Does the ICL implant have to be removed one day?

Not necessarily: it is designed to remain in place over the long term. It can however be removed or replaced if the correction changes, or when the time comes if a cataract develops with age — the implant is then removed during the cataract operation. The ICL does not exempt you from the usual ophthalmological monitoring.

When can you resume sport and work?

The return is generally rapid after either technique, but the exact timeframes depend on your activity and your healing. Screen work and everyday activities resume quickly; contact or water sports require a cautionary delay.

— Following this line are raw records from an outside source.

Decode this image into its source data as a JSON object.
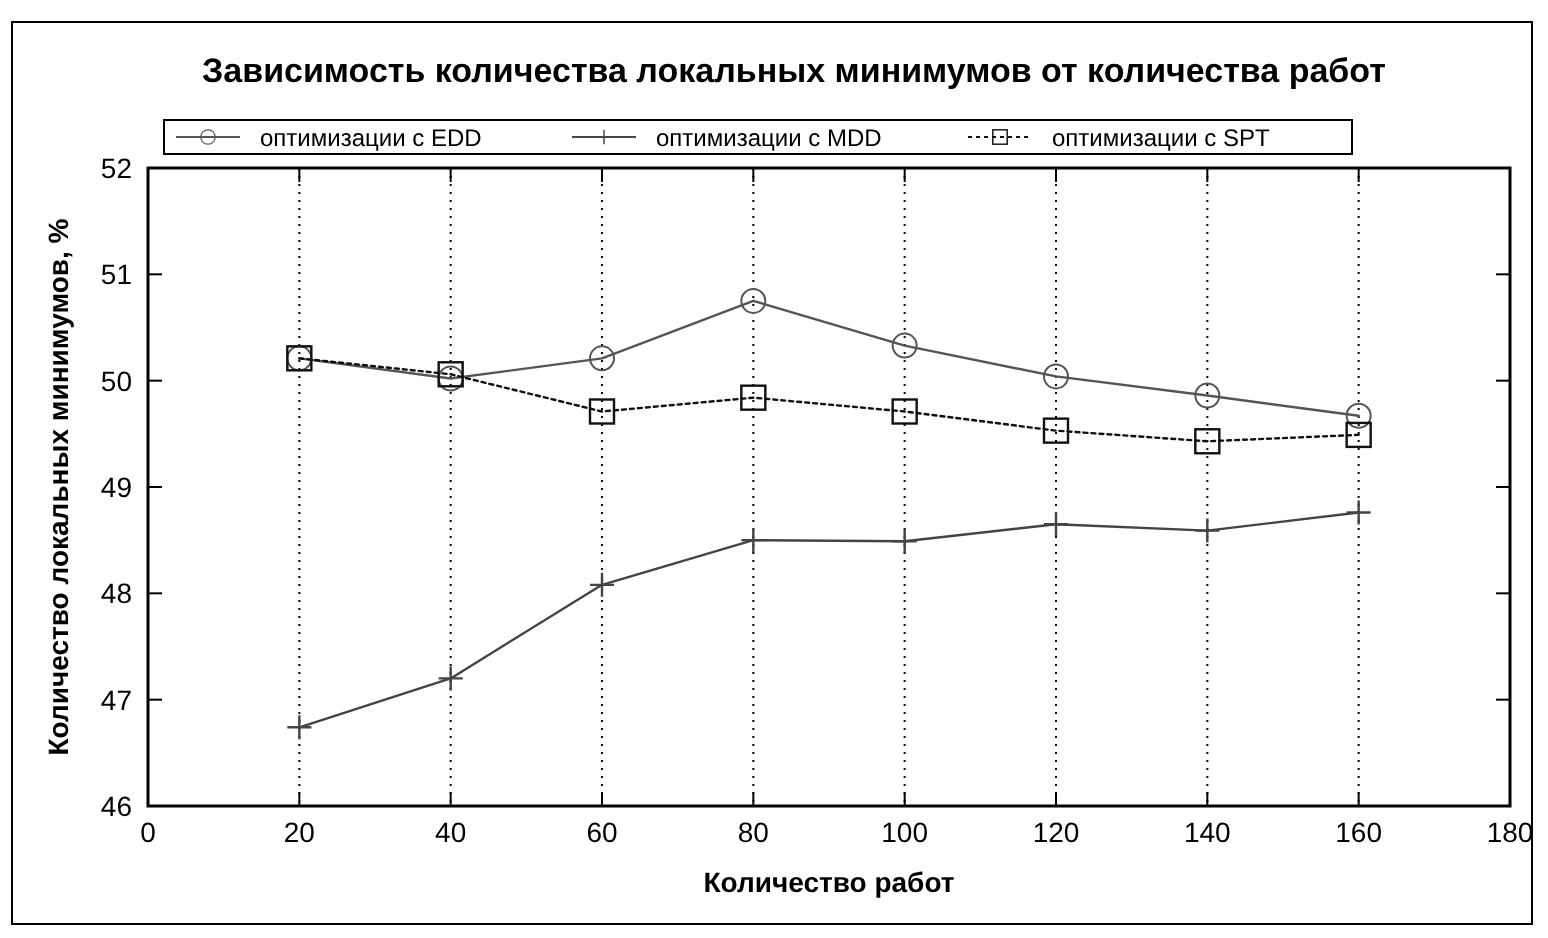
{
  "chart_data": {
    "type": "line",
    "title": "Зависимость количества локальных минимумов от количества работ",
    "xlabel": "Количество работ",
    "ylabel": "Количество локальных минимумов, %",
    "x": [
      20,
      40,
      60,
      80,
      100,
      120,
      140,
      160
    ],
    "series": [
      {
        "name": "оптимизации с EDD",
        "color": "#555555",
        "marker": "circle",
        "line_style": "solid",
        "values": [
          50.21,
          50.02,
          50.21,
          50.75,
          50.33,
          50.04,
          49.86,
          49.67
        ]
      },
      {
        "name": "оптимизации с MDD",
        "color": "#444444",
        "marker": "cross",
        "line_style": "solid",
        "values": [
          46.74,
          47.2,
          48.08,
          48.5,
          48.49,
          48.65,
          48.59,
          48.76
        ]
      },
      {
        "name": "оптимизации с SPT",
        "color": "#111111",
        "marker": "square",
        "line_style": "dotted",
        "values": [
          50.21,
          50.06,
          49.71,
          49.84,
          49.71,
          49.53,
          49.43,
          49.49
        ]
      }
    ],
    "xlim": [
      0,
      180
    ],
    "xticks": [
      0,
      20,
      40,
      60,
      80,
      100,
      120,
      140,
      160,
      180
    ],
    "ylim": [
      46,
      52
    ],
    "yticks": [
      46,
      47,
      48,
      49,
      50,
      51,
      52
    ],
    "grid": "x",
    "legend": "top"
  }
}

Your surgeon gives you personalized instructions.

Sources

  1. American Academy of Ophthalmology (AAO) — Refractive Surgery, LASIK and Phakic Intraocular Lenses.
  2. Société Française d’Ophtalmologie (SFO) — Refractive surgery and preoperative assessment.
  3. American Academy of Ophthalmology (AAO) — Preferred Practice Pattern, Refractive Errors & Refractive Surgery.
  4. Haute Autorité de Santé (HAS) — Evaluation of refractive surgery techniques.

Further reading

Refractive assessment (ICL or LASIK) at the Cachan office · Tel. 01 45 47 08 11

In summary

ICL or LASIK, there is no universal answer. LASIK reshapes the cornea and suits moderate flaws on a thick cornea; the ICL adds a reversible implant and stands out for high myopia, thin corneas or dryness. It is the preoperative assessment, carried out at the Cachan office, that decides, and that also knows how to rule out the laser if it reveals an early keratoconus. The surgery itself is performed in a specialized facility.

This article is intended for informational and educational purposes. It does not replace a medical consultation. Only an examination by an ophthalmologist can establish a diagnosis and propose care suited to your situation.